The reason for his failed attempt at suicide was that Yang was owed millions by the local government over a construction project he undertook years ago. Meanwhile, he had to face his own creditors who harassed him every day.

It was reported that the local officials were capable of repaying Yang, but decided not to do so because the debts were incurred by their predecessors, and also because of alleged irregularity involved in the particular project. Hence the prolonged delay in repayment.

Even if irregularity is confirmed, the blame lies less with Yang than with the very people who awarded him the project. And alleged irregularity is no justifiable pretext for withholding the money due to the contractor.

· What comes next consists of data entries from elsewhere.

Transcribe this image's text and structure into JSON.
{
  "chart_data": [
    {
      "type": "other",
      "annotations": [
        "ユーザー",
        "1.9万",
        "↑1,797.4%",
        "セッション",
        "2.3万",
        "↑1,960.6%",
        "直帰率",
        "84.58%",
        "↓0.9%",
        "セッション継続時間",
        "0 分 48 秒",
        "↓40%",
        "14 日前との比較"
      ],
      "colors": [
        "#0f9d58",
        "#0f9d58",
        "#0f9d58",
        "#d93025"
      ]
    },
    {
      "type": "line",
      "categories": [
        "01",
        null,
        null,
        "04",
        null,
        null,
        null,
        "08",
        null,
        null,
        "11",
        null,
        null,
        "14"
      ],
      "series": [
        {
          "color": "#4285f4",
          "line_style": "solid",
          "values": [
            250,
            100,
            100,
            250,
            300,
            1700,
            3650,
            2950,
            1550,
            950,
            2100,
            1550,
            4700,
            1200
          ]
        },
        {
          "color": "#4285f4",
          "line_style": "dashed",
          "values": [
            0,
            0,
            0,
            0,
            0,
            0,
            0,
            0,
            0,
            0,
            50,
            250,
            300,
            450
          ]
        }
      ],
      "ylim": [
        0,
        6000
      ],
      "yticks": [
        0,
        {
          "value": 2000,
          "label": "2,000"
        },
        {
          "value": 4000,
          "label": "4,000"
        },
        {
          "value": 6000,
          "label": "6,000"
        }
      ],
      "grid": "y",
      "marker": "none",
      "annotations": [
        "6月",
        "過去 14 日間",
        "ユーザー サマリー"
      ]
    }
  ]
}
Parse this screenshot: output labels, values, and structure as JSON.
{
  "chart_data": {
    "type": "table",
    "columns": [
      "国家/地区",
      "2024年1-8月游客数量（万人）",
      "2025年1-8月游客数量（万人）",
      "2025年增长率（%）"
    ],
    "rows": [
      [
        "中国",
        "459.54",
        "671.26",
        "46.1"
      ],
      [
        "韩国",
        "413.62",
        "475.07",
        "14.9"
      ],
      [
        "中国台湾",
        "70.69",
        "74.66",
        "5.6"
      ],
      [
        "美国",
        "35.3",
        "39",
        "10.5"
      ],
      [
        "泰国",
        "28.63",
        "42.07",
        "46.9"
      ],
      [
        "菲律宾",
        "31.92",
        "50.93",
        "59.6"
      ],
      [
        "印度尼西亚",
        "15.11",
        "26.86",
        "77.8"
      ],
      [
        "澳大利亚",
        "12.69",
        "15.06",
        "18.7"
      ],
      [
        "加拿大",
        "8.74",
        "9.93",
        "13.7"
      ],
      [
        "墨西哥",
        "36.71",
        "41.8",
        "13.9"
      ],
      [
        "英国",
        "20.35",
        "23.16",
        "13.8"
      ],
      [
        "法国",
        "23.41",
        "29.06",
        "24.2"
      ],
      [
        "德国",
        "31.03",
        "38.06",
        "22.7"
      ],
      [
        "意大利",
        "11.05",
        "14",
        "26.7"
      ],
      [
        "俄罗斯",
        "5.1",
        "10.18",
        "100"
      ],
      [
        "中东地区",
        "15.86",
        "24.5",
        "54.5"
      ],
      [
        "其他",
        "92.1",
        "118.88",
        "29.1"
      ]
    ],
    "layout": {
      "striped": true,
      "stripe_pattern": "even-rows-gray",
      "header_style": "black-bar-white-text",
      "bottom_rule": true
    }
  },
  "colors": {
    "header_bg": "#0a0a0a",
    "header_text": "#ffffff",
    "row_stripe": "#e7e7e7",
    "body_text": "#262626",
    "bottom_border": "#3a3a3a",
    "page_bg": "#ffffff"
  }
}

During their limited tenures, Chinese bureaucrats usually try to leave their marks by spending lavishly on vanity projects and leaving behind a financial mess to their successors, who are reluctant to pay off others’ debts with the funds at their disposal. It is the creditors who suffer as a result of this bad blood.

This lack of continuity in acknowledging and financing official debts has given rise to a host of disturbing tales about official deadbeats. In Hezheng County, Gansu Province, 26 government agencies had paid their restaurant bills with nothing but IOUs worth more than 600,000 yuan over the course of 13 years. And now officials refused to redeem the IOUs, citing leadership changes.

On the face of it, this episode is a typical illustration of how treacherous some of our civil servants are when it comes to honoring their financial obligations. It also hints at the absence of a “contract spirit” in many Chinese bureaucrats, that they have little respect for contracts.

A random Baidu search of government repudiation of debts — Baidu is China’s largest search engine — turns up page after page of results, signaling the gravity of the problem. What’s worse, officials’ debt burden is probably much greater than meets the eye, which their creditors choose to remain silent about in order not to encourage a default or spoil “chances for future cooperation.”

A civil servant friend who works for a Shanghai district government once told me that his employer outsourced some community work to a company, as part of a trend of government “downsizing.” But once the company did its job, the government refused to pay. Wary of ruffling the feathers of his debtors, the debt collector had to sugarcoat his pleas with blandishments lavished on officials.

As citizens we are often admonished by our government on the importance of respecting the cardinal rule of integrity, the cornerstone of a market economy. Yet it so happens that the very preachers of integrity often act in a way that runs counter to their professed beliefs.

Only when official deadbeats are made to pay can we hear less often of government’s shameless evasion of debts.